Not a real fly, gross!
I did not have anything planned for dinner tonight, so when we finally got hungry, I went scavanging in the kitchen with the hopes of not having to go to the grocery store.
I found half a pound of bacon, six potatoes, a scrawny end of celery, a couple of onions, a bunch of green onions, some sour cream and some cheese. HMMMMM. Yes, that should be enough to make potato soup.
I need to write the instructions down on a paper for the kitchen because the Dearest said he wants more of this, but for now, this is how I did it:
1. Chop the bacon and fry it in the stew pot. When it gets crispy, add a little water and reduce twice, then drain fat. Add 1 finely chopped onion. When the onions become translucent, add finely chopped celery.
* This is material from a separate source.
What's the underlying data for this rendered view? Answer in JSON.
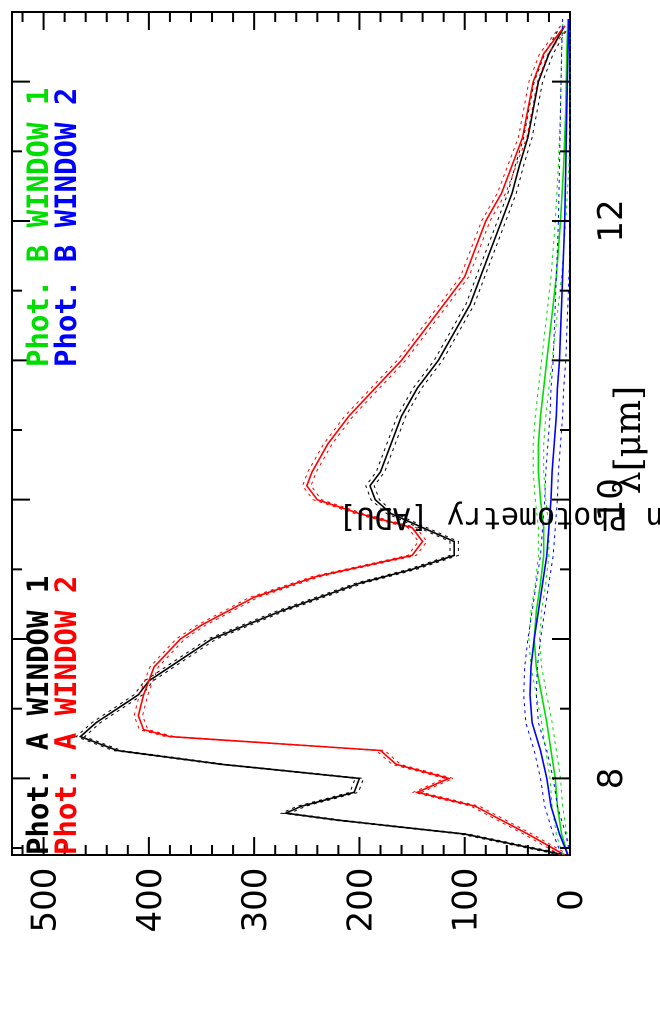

Scrape fond so it doesn’t burn and as soon as the onions carmelize, remove bacon, onions, and celery from pan and set aside.
2. In the same pot, boil the diced potatoes in just enough water to cover. Add a little beef bouillon, a sprinkle of Mrs. Dash, a little dried onion, and a shake or two of salt and pepper. Maybe some parsley if you have it.
3. While the potatoes are boiling, prepare the cream sauce—equal parts 2% milk and sour cream. Stir well. Warm in microwave to room temp (about 30 seconds on defrost). Stir again.
4. When potatoes are soft, mash them around a bit with whatever utensil was used to stir them. Then add the milk mixture a little at a time. You may not use it all, so pay attention to what it looks and tastes like. Stir a lot.
5. Once the soup is creamy, stir in the bacon, onion and celery and add the finely chopped green onions.
Servings and serving sizes will depend on how much is made. The amounts above made enough for 3 bowls.
Serve with or without toppings. It doesn’t need any, but you can top with sour cream, bacon bits, green onions, and/or a nice rich grated cheddar cheese, like Tillamook.
This is just as good as Black Angus’s Baked Potato Soup.
Don’t believe it? Try it for yourself. Free Recipe!